Relating different charge densities gives black rings with non-trivial profiles with smooth horizons.
There is a rich space of solutions in five-dimensional supergravity, including smooth horizonless supertube solutions and black ring solutions. Supertubes can have arbitrary profiles, and varying charge densities along the profile, but previously-known black ring solutions required a constant charge density along the ring to have a smooth horizon.
Recently, we discovered a new kind of supersymmetric horizonless object which generalizes the supertube, which we dubbed the magnetube. They carry coordinated electric charge densities with respect to different Maxwell fields, organized in a way which allows them to preserve a magnetic-type supersymmetry. These are solutions in theories where five-dimensional supergravity is coupled to additional vector multiplets, which can be obtained by dimensional reduction from ten- or eleven-dimensional supergravity.

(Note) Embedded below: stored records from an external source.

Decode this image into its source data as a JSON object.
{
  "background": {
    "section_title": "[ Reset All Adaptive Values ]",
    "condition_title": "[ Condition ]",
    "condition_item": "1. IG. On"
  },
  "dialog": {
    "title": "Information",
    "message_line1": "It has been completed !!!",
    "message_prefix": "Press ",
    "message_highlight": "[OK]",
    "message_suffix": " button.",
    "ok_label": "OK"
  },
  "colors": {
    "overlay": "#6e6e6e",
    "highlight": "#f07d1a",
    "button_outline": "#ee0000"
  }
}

In our paper published in Classical and Quantum Gravity, we apply the same idea to black rings. We construct supersymmetric black ring solutions which carry varying electric charge densities with respect to several different Maxwell fields. These charge densities are functions of the coordinate along the ring, but they are coordinated so that some metric components remain independent of this coordinate. We show that this allows us to construct solutions involving varying charge densities where the horizon is nonetheless regular. This provides a new type of hair on black rings, which provides the largest known violation of black hole uniqueness.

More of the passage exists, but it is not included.